Ladies and gentlemen, we have our first upset of the March Madness season. And the real tournament hasn't even started yet. Last night the Kentucky Wildcats, who did not make this year's NCAA tournament a year removed from winning the National Championship, lost by two points to Robert Morris in the first round of the NIT. This is the first time since the tournament expanded in 1985 that a team won the National Championship one year and then lost in the first round of the NIT the very next year. How does something like this happen?
If you ask me, the NBA is to blame for this, namely the LeBron James' of the Association. Ever since LeBron made the jump from high school to the NBA (yes, there were others before him like Kobe and Kevin Garnett, but James has popularized the choice), every kid who excels in high school thinks he's going to be the next LeBron and goes to the NBA as soon as he is eligible.
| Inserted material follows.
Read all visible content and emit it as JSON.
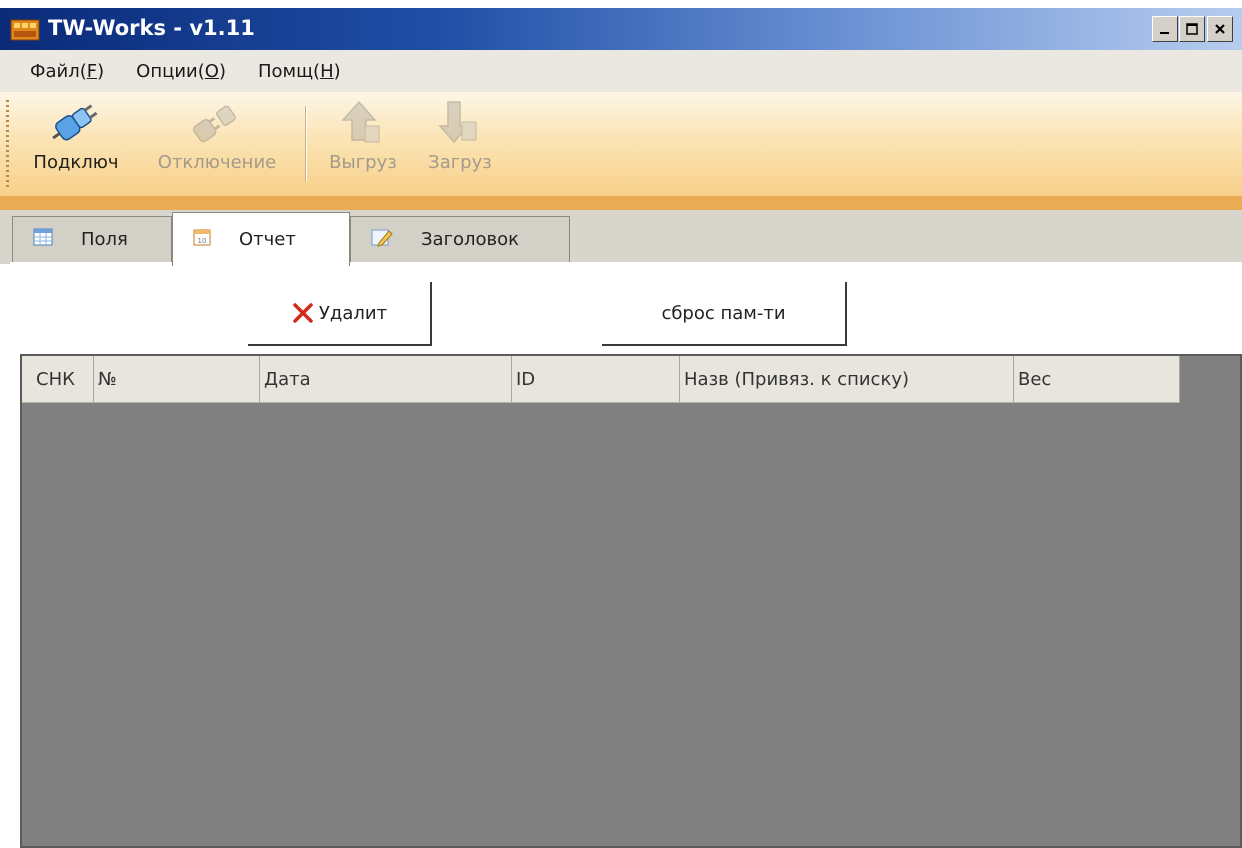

To their credit, the NBA has made an attempt to do something to rectify the situation, now requiring that players be at least one year removed from graduation before entering the NBA Draft. While their heart seems to have been in the right place, this has made the college game a one-year free-for-all every season. John Calipari recruited a phenomenal team last year. They ran through the regular season, their conference tournament, and cut down the nets at the end of the season. What was his reward? His top six players declared for the NBA draft and he was forced to recruit an entirely new team with the hopes of repeating last year's success. He again recruited a top-flight class, but with the injury of Nerlens Noel coupled with the strain of having to mesh together entirely new pieces, the Wildcats failed to live up to expectations. And the rest, as they say, is history.
So what can be done to improve the college game and make sure something like this doesn't happen again? I say that the NBA should adopt the rule that the NFL has established. In the NFL, a player must be three years removed from his high school graduation before he is eligible to enter the NFL draft. This ensures that both the college game and the NFL are putting out the best products that they possibly can. Are there players in college that are ready for the NFL after only one or two years? Certainly there are, but there are FAR more players who think they are, but aren't. Those players would get drafted on their promise, never living up to it and the game would suffer. This is what happens in the NBA today. All these kids enter the draft, not ready for the grind and physicality of the pro game, they get sent do the D-league, and rarely live up to what their potential said they could be. Had they been forced to stay in school for a year or two more, they could have developed their game, worked on their conditioning, and EVERYONE would be better off in the long run.